Rabbi Abraham Joshua Heschel wrote, “Judaism is the religion of time, aimed at the sanctification of time. … Jewish ritual may be characterized as … the architecture of time.”  And within that architectural system, “The Sabbaths are our great cathedrals. … The meaning of the Sabbath is to celebrate time rather than space.  Six days a week we live under the tyranny of space; on the Sabbath we try to become attuned to holiness in time.”[7]

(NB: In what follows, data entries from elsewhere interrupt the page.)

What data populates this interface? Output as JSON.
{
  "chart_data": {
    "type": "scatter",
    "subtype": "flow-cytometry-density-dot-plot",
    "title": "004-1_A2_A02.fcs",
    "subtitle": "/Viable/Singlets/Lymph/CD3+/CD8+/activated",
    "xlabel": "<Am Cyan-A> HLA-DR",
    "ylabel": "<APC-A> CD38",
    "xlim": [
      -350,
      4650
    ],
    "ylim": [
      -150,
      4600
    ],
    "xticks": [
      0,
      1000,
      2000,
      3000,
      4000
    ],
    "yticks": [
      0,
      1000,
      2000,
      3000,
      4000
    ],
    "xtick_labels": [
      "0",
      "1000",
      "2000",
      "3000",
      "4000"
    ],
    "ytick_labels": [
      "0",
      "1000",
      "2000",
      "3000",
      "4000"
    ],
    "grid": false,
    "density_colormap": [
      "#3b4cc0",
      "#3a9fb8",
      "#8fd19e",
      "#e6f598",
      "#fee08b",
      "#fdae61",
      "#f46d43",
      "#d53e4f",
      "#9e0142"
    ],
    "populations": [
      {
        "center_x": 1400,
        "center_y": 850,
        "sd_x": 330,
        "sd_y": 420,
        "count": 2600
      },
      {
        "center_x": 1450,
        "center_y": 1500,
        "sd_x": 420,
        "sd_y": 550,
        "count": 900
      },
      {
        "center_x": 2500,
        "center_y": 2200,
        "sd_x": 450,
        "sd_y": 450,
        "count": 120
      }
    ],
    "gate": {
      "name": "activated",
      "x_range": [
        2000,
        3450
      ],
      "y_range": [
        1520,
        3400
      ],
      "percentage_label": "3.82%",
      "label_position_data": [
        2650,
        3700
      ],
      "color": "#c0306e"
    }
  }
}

In this year to come, let us find ways to pause in our busy-ness, if only for a moment, an hour, a dinner, a service, a day.  Let us enter the great cathedral in the architecture of time to find there a sense of kedushah, menucha, or oneg.  Let us pledge to ourselves that we will try on different ways of marking Shabbat, rituals and customs from ancient times or of our own making.  Whether it is eating a different food, driving a different route, spending time doing things we enjoy with people we want to be around, ceasing from work, pausing between the notes, or remembering that time works differently on Shabbat, let us take the opportunity to stop and listen to the music of the world around us.  

May the moments we take in the year ahead bring us a sense of renewal.  

May we find that our celebration of Shabbat brings us times of recharging and refreshing.  May it be a good, sweet, happy, and healthy New Year for us all.  

Shanah tovah, 

and Shabbat Shalom!

 

[1] Washington Post, April 8, 2007:  https://www.washingtonpost.com/lifestyle/magazine/pearls-before-breakfast-can-one-of-the-nations-great-musicians-cut-through-the-fog-of-a-dc-rush-hour-lets-find-out/2014/09/23/8a6d46da-4331-11e4-b47c-f5889e061e5f_story.html  

[2] Genesis 2:2.

[3] Exodus 31:17.

[4] Rabbi Sidney Greenberg, Likrat Shabbat.

[5] Mishnah Shabbat 7:2.

[6] Exodus 31:17. 

[7] Heschel, The Sabbath, pp. 8, 10.